The advantage of Tritium is that it glows constantly and doesn’t need to be charged via exposure to light. Although Tritium tubes don’t glow as brightly as other materials they are the best choice for environments with a long absence of natural light. By encapsulating the Tritium in tubes the concern about radiation has been overcome, and with a half life of 12 years it is still the go-to material for really high end watches needed for mission critical projects.

Watches with Tritium tubes often have a radioactivity warning sign on the dial for extra drama, and even some timepieces which pay tribute to watches from the era of the Tritium based paint, have the little ’T’ in a circle logo on the dial, just for kicks.

So with Tritium being radioactive and no longer available as paint, the watch industry has turned its focus onto other solutions.

The leader of the market is Super-LumiNova. Often referred to as Luminova is a strontium aluminate–based, non-radioactive and nontoxic photo-luminescent (afterglow pigments in plain English). 



Luminova was first invented in 1993 in by the Japanese company Nemoto & Co., and in 1998 a joint venture between Nemoto and RC-Tritec AG led to the creation of LumiNova AG Switzerland, with a view to supply the Swiss watch industry. 

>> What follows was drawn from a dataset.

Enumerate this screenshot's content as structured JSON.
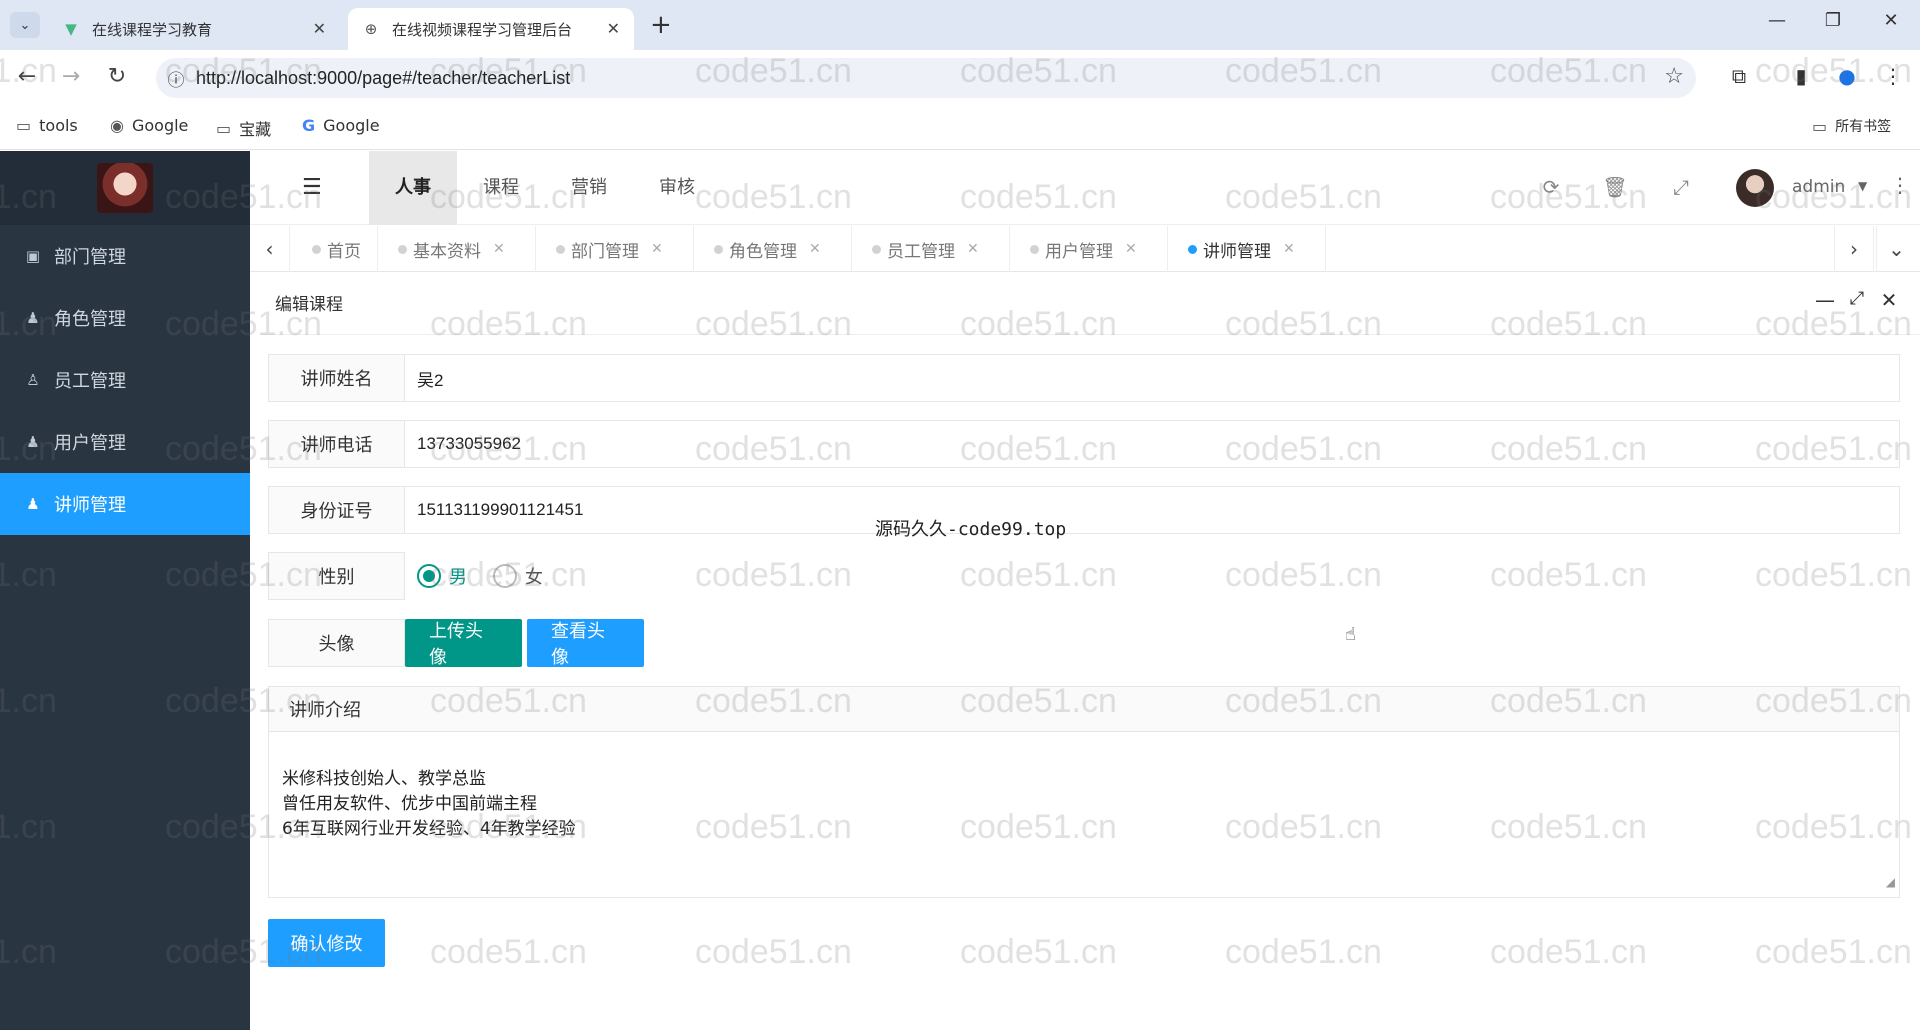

Being easier to manage than Tritium, cheaper to source and less dangerous, Luminova has almost entirely taken over the market. You don’t have to encapsulate Luminova to shield the radiation, and its ability to recharge after a period of darkness doesn’t wear off, so it doesn’t age like Tritium does. Its only enemy is water, and with time Luminova parts on a watch exposed to water - typically the bezel, will lose its effect eventually or just wash off.

To offer variation in colour and brightness Luminova is available in a number of different versions. From the ultra bright to the more subtle, giving watch companies the ability to integrate the lumen in the design of a watch dial.

Depending on the application, where something like a diver’s watch will favour as much brightness as possible, a more dressy watch will have less of a desire to light up the entire room it is in. The Enoksen range of watches is making good use of Luminova. From the lushness of the Deep Dive to the discrete lumen of the Fly E03/D, the different ranges have different levels of brightness.


The image shows a number of watches from our catalogue, starting with the Deep Dive, the Dive and the Drive. These three models have the ultra bright C3 Luminova which appears to be plain white in broad daylight, but immediately turns light green in the darkness. Next model is the Fly E03/E which has BG W9 Luminova which is a tad more discrete - still plain white in daylight but with a hint of light blue in darkness. After that comes the Fly E03/D chronograph with its Light Orange, almost parchment daytime colour. It has a very subtle lumen in direct comparison with both C3 and BG W9. Finally, to the far right is a prototype we are currently working on. It is shown here because it has Tritium tubes and offers a very good impression of how Tritium performs next to different Luminova based dials. Less bright but constant and reliable.